In the name of security
It is one of the ironies of the American experiment that, in wartime, presidents have repeatedly trampled on the liberties they profess to defend. During the first world war Wilson jailed anti-war activists and labour organisers. In 1919 and 1920 his attorney-general, A. Mitchell Palmer, conducted raids to round up thousands of suspected socialists in America’s first “red scare”.

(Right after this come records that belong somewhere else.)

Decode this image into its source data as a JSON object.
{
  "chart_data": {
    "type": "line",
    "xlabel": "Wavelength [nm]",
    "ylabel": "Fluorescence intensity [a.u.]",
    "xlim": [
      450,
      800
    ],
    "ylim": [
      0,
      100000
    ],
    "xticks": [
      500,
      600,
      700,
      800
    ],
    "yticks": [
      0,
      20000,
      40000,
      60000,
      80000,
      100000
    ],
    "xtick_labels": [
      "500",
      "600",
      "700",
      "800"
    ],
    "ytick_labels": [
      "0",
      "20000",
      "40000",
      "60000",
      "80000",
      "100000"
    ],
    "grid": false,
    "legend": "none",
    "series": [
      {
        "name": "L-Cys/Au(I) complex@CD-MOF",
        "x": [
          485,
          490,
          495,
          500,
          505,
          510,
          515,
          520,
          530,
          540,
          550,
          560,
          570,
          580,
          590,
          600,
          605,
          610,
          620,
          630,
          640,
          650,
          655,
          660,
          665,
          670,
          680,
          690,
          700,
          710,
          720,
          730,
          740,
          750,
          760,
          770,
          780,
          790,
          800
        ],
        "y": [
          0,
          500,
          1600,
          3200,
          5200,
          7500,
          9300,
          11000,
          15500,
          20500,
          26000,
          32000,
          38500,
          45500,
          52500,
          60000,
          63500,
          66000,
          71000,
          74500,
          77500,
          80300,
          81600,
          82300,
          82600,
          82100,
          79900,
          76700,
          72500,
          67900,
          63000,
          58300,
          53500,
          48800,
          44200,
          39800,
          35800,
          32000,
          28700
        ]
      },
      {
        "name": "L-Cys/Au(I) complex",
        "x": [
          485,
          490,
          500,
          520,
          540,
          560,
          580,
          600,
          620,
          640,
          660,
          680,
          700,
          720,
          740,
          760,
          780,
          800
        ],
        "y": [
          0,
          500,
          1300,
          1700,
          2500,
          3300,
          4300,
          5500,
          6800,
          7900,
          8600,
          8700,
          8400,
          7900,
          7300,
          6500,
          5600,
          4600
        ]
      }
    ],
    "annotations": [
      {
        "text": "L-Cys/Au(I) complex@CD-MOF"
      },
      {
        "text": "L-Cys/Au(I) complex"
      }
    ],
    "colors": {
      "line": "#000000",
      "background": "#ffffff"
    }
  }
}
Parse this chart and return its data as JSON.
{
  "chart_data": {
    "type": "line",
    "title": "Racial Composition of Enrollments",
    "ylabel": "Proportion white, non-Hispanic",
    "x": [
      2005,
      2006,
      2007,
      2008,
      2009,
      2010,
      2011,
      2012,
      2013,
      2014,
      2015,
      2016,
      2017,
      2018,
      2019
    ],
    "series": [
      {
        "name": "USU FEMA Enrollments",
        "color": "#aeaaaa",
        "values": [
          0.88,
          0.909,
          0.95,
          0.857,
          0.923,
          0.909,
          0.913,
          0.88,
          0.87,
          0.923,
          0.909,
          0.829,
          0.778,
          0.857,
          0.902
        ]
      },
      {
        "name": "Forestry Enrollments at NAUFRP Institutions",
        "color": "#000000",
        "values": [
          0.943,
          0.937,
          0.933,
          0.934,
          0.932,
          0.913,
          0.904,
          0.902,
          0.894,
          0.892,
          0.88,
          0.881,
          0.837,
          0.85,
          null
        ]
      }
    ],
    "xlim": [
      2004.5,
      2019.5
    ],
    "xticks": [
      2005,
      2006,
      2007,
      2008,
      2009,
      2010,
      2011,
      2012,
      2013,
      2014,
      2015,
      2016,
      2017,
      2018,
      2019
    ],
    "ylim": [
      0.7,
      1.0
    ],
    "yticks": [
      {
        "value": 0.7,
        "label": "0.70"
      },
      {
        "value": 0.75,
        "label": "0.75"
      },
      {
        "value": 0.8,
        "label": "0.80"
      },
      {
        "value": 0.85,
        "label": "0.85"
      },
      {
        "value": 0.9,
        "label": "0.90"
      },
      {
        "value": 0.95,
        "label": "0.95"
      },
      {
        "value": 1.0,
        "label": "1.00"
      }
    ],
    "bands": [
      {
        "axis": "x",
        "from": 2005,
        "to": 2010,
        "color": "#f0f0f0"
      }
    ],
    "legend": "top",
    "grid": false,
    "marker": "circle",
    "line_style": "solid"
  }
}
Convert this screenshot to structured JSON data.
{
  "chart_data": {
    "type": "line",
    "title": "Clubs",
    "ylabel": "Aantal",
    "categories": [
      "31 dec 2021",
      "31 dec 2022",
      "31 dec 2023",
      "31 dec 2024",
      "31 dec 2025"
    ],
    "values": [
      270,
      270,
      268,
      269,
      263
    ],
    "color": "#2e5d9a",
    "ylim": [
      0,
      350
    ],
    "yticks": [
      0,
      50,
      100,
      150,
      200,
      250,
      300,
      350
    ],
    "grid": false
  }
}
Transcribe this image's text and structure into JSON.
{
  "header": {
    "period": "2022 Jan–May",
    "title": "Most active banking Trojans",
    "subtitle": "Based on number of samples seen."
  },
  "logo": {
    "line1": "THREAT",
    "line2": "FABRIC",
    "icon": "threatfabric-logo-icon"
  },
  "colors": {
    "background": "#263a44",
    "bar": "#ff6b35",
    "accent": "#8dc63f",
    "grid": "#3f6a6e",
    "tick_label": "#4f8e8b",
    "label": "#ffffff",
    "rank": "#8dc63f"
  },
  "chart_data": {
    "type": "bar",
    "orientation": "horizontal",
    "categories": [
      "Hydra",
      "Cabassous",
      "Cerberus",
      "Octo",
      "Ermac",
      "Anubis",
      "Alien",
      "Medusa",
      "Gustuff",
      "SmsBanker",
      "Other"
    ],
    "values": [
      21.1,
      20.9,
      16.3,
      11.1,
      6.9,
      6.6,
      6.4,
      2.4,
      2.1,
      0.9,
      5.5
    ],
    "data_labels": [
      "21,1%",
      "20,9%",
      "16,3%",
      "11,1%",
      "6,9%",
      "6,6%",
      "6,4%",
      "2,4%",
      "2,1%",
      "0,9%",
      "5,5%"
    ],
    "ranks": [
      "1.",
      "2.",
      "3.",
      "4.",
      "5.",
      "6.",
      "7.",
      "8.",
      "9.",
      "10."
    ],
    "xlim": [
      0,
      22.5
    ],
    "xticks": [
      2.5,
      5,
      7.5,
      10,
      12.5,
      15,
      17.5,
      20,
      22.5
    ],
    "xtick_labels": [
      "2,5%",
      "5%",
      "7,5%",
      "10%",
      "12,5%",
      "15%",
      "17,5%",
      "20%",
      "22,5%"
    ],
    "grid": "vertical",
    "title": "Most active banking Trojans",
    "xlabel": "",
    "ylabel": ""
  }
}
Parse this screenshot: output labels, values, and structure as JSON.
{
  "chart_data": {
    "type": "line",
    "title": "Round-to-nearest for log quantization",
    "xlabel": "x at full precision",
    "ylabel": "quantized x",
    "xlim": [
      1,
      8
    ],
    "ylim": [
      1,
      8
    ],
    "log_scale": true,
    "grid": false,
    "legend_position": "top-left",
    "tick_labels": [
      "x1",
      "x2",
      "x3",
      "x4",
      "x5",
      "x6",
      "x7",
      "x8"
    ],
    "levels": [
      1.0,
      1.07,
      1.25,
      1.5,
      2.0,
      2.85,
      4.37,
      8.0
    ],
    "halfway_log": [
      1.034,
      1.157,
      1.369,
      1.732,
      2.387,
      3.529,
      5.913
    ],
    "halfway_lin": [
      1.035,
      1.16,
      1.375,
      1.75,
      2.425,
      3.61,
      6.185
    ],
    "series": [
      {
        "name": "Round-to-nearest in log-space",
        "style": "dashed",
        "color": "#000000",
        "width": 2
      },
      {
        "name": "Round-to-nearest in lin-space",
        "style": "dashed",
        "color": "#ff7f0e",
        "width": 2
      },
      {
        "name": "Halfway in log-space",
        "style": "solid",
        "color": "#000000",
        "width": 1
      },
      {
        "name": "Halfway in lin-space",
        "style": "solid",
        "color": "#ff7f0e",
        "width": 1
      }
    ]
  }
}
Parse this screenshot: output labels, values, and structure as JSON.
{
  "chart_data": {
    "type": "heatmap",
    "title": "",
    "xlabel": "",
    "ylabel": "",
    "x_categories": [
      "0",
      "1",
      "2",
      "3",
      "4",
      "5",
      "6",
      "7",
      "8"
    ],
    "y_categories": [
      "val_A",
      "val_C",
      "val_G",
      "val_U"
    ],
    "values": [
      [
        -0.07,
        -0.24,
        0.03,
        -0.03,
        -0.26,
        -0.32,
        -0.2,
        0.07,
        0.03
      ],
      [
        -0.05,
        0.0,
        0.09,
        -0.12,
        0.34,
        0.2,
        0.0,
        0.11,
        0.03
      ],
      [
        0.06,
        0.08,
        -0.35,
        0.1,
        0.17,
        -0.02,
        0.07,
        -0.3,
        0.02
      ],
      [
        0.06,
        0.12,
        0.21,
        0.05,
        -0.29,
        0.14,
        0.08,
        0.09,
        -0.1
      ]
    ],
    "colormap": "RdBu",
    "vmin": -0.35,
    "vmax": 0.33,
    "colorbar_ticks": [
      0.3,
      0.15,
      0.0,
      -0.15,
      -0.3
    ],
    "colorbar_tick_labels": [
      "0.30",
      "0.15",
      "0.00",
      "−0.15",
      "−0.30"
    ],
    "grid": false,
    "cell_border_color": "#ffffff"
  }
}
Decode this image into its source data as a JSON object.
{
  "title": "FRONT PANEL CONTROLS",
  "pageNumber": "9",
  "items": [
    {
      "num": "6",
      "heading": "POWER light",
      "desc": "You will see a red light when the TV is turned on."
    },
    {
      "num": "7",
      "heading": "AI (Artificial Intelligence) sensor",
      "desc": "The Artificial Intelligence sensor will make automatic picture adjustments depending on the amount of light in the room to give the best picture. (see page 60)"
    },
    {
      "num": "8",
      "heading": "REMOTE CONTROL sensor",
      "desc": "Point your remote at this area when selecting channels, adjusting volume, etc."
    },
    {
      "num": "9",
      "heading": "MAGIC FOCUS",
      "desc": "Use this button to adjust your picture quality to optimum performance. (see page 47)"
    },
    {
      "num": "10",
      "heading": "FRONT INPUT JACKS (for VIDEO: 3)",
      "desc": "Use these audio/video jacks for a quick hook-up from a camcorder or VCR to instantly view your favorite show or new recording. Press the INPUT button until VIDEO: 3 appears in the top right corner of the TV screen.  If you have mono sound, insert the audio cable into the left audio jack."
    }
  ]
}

During the second world war, the Roosevelt administration interned around 120,000 people of Japanese descent, two-thirds of them American citizens, on the grounds that they might otherwise engage in espionage or sabotage. Fred Korematsu, a Japanese-American, challenged his arrest for refusing to report to the camps. The Supreme Court ruled that the War Department, not judges, should decide whether “military necessity” justified denying due process. Korematsu’s conviction was overturned in 1983 after it emerged that officials had suppressed assessments that Japanese-Americans posed no threat. The government would apologise five years later.

The bomb
In 1939 Roosevelt received a letter written by Leo Szilard and signed by Albert Einstein warning of the destructive potential of a bomb that harnessed the energy of a nuclear chain reaction. The physicists, who had come to America as refugees, feared that Germany might build such a weapon. Their message spurred Roosevelt to act, ultimately leading to the creation of the Manhattan Project.
From 1943 a team of American, British and émigré scientists laboured at Los Alamos, New Mexico, to develop what their leader, Robert Oppenheimer, called “the gadget”. In July 1945, two months after Germany’s surrender, they detonated the first atomic bomb in the New Mexico desert.
Horrified by the result, several scientists (including Szilard) petitioned Harry Truman, who had become president upon Roosevelt’s death, not to use the bomb. But America dropped one on Hiroshima on August 6th 1945 and another on Nagasaki three days later. The two bombs killed around 200,000 people by the end of 1945, many from burns and radiation. Japan surrendered on August 15th. We wrote at the time that it was “one more terror which it is better to have on our side, but best not to have at all”.

1944-45
Hey, let’s not have a third world war
The 1930s had demonstrated the perils of protectionism and nationalism. What was needed, thought Roosevelt and Churchill, was a new global economic system to ensure prosperity and trade after the war. Unsurprisingly, they intended to be in charge.
In July 1944, at a hotel in Bretton Woods, a mountain village in New Hampshire, negotiators designed a system with America at the heart. Currencies were pegged to the dollar, and the dollar to gold. An International Monetary Fund and World Bank were created. America would be the unquestioned leader of this system. The sun was setting on the British empire.
The champions of multilateralism weren’t done yet. The following April delegates gathered in San Francisco to ratify a charter for the United Nations, with both America and its chief ideological adversary, the Soviet Union, agreeing to participate. A new world order was born.